Cette première approche sur l’anthropologie n’est pas désuète ou à rejeter. Mais malheureusement elle mène à des situations, comme dans le cas des Runa en Amazonie, où on n’arrive plus à étudier la population considérée sans détruire considérablement son authenticité.

J’en arrive maintenant à la thèse. Je ne peux malheureusement que la résumer, de façon j’espère pas trop trompeuse, mais je vous invite évidemment à vous plonger dans ce livre qui est superbe.
La thèse est la suivante : la vie est sémiotique. « Sémiotique » cela signifie ce qui relève de l’étude des signes, des symboles et de leurs significations. Pour aborder ces questions, Eduardo Kohn fait une utilisation de la philosophie de Charles Peirce, qui a largement contribué à la sémiologie.
L’idée, c’est la suivante. Ce qui est vivant, c’est ce qui entre en relation avec les signes, les symboles et les indices dans le monde. Par exemple, un chien peut appréhender un indice comme le bruit du vent, il peut également produire des signes, par exemple en aboyant. Il s’agit en fait ici de dire que ce qui est vivant, est ce qui cherche à interagir avec son environnement par le biais de la sémiotique.
Les cailloux ne sont pas vivants, mais par exemple les arbres le sont. Ils sont vivants car ils peuvent interpréter des indices, comme lorsqu’ils doivent réagir selon la saison climatique.

Ce qui rend cette thèse très intéressante à l’étude anthropologique des Runa, c’est que ce peuple est largement constitué autour de considérations sémiotiques.
Par exemple, le terme puma chez les Runa désigne le fait d’être prédateur. Ce mot, qui malheureusement désigne chez nous un animal particulier, bien que prédateur, désigne en fait la relation de prédation : est puma ce qui est prédateur d’une proie. Un animal porte ce nom, il s’agit du jaguar, qui est considéré chez les Runa comme le prédateur par excellence.
Quelque chose qui m’a piqué de curiosité, c’est qu’un Runa peut, et en fait doit être, lui-même puma. L’idée c’est que si on est une proie, alors on devient objet aux yeux du prédateur. Mais cet objet perd alors sa qualité de vivant. Cette idée de devenir objet, est indissociable de la sémiotique : c’est selon les signes et symboles que l’on produit que l’on devient ou non vivant. C’est quelque chose qui explique bien l’idée de la chasse, et même sa condition de possibilité chez les Runa.

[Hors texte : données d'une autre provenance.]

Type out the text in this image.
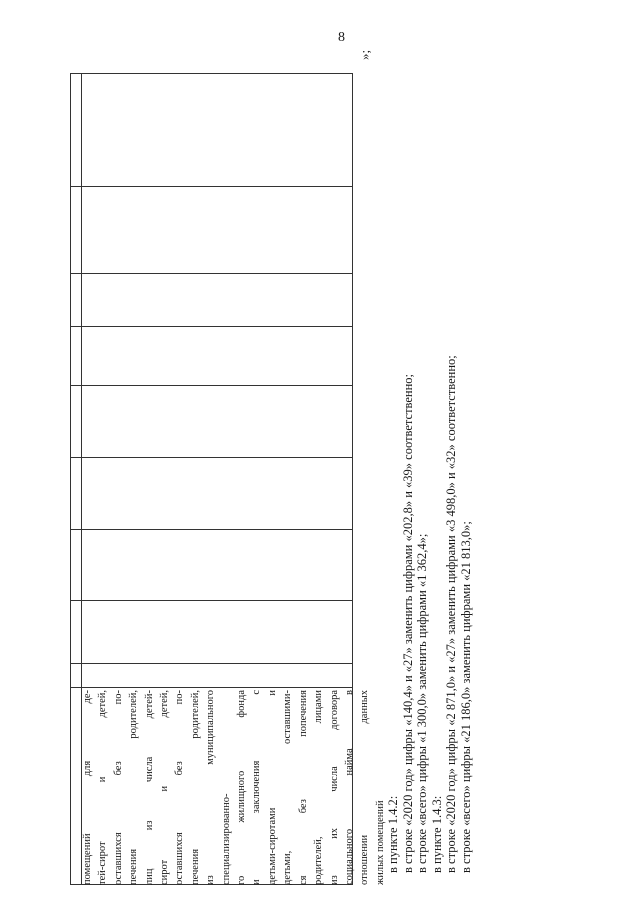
8
»;
помещений для де- тей-сирот и детей, оставшихся без по- печения родителей, лиц из числа детей- сирот и детей, оставшихся без по- печения родителей, из муниципального специализированно- го жилищного фонда и заключения с детьми-сиротами и детьми, оставшими- ся без попечения родителей, лицами из их числа договора социального найма в отношении данных жилых помещений в пункте 1.4.2: в строке «2020 год» цифры «140,4» и «27» заменить цифрами «202,8» и «39» соответственно; в строке «всего» цифры «1 300,0» заменить цифрами «1 362,4»; в пункте 1.4.3: в строке «2020 год» цифры «2 871,0» и «27» заменить цифрами «3 498,0» и «32» соответственно; в строке «всего» цифры «21 186,0» заменить цифрами «21 813,0»;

Parce que la chasse n’est pas quelque chose d’a priori évident dans ce contexte. Si les animaux sont des êtres vivants au même statut que l’Homme, alors comment justifier le fait d’en tuer ? La réponse, c’est qu’en étant puma l’animal chassé devient chose dans la relation proie-prédateur, et il perd alors sa qualité d’être vivant.
C’est une raison très forte pour pousser l’anthropologie à penser « au-delà de l’Homme » comme le propose Kohn. Il s’agit d’étudier avec précision ce qui n’est pas humain, pour comprendre les mécanismes philosophiques profonds des sociétés non occidentalisées.

Il y a vraiment beaucoup d’autres choses que j’aimerais mentionner. Comme le fait que le terme Runa ne désigne en fait pas un peuple et que ce peuple n’a pas de nom s’auto-désignant, ou encore le fait qu’un Runa doit être puma mais aussi Blanc, parce que ce peuple s’est largement reconstruit avec son  histoire coloniale.
Mais j’aimerais aussi aborder des questions moins anthropologiques, mais toujours liées à la sémiotique. Ça sera peut-être pour une prochaine fois.

Références

Eduardo Kohn, Comment pensent les forêts, Zones Sensibles, 2017.